With a fierce sense of competition, Movtchan brings the fire to both meets and practices with her “it’s-not-ever-good-enough” attitude. This kind of drive made all the difference in the Woodbury, MN, native’s performance as a member of the distance medley relay last year at the indoor NCAAs. Receiving the baton shoulder-to-shoulder with her opposition, Movtchan stepped on the gas, separating herself from the rest of the pack and helping clinch the relay’s seventh-place finish for All-American status.

“I was curious to see how Nellie was going to respond to that atmosphere,” Hall said. “That day Nellie really took that step where she said, ‘I’m not just going to be at Nationals, but I’m going to be an All-American.’”

Balancing out the fast and furious Movtchan, Ruhland was the steadying force with her “lunch pail” persona. She naturally took on veteran responsibilities early on, walking with rookies on the 4x400-meter relay at NCAAs as a second-year to settle pre-race jitters.

“Trina’s always been that rock that other people could look to,” Hall said.

Going into their senior years, the Maroons set out with a conference title as a clear goal for the season. The work that Movtchan, Ruhland, and others had put into boosting the squad’s competitiveness across the board made taking a UAA banner back to Hyde Park a real possibility.

At the indoor league championships in Boston on March 2–3, Chicago was edged out of first by 3.5 points with Wash U reclaiming the title. Ruhland garnered All-UAA honors with third-place finishes in the 200-meter dash (26.93 seconds) and the long jump (5.17 meters), while also running a leg in the 4x400-meter relay’s silver medal effort (4:08.49).

The South Siders took the next seven weeks to gear up for another crack at the Bears and a shot at coming out on top of the UAA at the outdoor championships in Atlanta on April 21–22. Movtchan made up for a quite showing in March by recording a 1:04.16 in the 400-meter hurdles, which was good for first in the event, and posting a runner-up effort in the 100-meter hurdles with a time of 15.31 seconds. She also teamed up with Ruhland as part of the 4x100- and 4x400-meter relays.

Clocking 49.19 seconds, the 4x100 quartet slipped past Case Western to take gold, and the 4x400 followed with silver with a 4:05.06. Despite the strong outings of these relays, at the end of the day, the South Siders finished second and behind the Bears once again.

In many ways, the meet marked a fitting end for the two veterans’ careers.
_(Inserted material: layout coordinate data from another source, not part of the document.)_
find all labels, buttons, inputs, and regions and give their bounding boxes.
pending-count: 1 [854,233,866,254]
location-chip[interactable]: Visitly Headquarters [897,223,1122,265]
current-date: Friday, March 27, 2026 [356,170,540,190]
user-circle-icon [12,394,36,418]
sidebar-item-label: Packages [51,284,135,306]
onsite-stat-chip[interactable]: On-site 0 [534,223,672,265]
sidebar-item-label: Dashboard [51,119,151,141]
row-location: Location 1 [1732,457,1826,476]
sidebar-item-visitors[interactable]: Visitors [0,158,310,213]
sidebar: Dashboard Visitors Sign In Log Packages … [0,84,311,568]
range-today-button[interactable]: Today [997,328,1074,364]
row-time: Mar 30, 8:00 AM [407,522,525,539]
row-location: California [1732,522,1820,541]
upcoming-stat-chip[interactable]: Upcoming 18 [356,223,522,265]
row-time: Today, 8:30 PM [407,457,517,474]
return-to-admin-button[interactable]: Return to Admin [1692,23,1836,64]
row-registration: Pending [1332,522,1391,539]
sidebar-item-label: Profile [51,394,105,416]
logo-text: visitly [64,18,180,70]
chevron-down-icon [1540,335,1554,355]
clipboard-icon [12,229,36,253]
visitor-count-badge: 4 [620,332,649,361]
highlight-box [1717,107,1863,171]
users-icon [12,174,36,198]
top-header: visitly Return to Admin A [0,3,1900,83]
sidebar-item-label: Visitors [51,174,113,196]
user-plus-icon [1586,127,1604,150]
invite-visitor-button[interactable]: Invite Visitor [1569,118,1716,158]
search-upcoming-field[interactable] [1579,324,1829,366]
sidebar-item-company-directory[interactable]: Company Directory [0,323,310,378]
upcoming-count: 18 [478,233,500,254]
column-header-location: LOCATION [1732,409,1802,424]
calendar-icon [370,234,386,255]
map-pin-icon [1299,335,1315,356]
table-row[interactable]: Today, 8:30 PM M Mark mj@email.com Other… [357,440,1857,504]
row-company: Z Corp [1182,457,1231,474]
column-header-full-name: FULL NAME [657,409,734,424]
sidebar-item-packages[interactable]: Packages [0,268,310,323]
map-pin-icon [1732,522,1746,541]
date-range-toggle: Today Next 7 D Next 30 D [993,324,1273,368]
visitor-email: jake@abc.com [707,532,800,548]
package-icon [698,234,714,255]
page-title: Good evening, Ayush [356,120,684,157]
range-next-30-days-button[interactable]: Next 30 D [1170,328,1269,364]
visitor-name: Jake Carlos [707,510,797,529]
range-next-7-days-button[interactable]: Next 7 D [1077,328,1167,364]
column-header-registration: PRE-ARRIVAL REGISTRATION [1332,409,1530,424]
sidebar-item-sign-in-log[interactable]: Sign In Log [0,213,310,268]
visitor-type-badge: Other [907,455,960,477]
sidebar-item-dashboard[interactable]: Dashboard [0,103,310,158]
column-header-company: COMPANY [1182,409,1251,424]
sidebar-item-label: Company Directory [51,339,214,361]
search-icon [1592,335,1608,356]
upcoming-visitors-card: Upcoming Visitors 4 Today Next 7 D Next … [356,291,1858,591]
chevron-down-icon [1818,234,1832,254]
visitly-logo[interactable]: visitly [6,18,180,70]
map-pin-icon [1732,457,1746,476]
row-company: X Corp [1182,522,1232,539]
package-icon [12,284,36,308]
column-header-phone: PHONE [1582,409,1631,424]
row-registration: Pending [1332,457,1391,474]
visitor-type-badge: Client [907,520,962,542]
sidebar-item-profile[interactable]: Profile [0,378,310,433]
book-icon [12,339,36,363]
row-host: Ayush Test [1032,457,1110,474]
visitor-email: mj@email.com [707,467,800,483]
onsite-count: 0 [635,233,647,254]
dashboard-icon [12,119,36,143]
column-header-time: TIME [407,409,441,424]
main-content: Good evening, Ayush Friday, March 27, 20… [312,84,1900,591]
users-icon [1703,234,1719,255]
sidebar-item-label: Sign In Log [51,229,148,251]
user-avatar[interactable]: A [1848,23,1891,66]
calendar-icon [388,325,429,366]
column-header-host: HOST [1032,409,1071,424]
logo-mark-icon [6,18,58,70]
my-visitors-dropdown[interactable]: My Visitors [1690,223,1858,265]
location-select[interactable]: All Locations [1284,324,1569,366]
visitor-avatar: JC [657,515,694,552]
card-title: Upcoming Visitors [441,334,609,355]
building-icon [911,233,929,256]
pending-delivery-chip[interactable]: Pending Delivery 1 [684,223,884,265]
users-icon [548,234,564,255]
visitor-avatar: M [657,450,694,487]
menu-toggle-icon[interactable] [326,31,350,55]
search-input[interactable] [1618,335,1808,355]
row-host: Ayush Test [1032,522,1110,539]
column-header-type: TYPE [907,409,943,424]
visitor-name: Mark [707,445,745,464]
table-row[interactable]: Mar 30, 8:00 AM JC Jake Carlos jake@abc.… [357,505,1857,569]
It firmly established Chicago sprints among the best in the UAA, with the close-knit pair that played a central role to turning that segment of the program around once again leading the charge.

“Both of them really threw themselves into track and field after their first years,” Hall said. “They had a bit of success and then got hungry for more. They’ve really meant a lot to the development of our sprints.”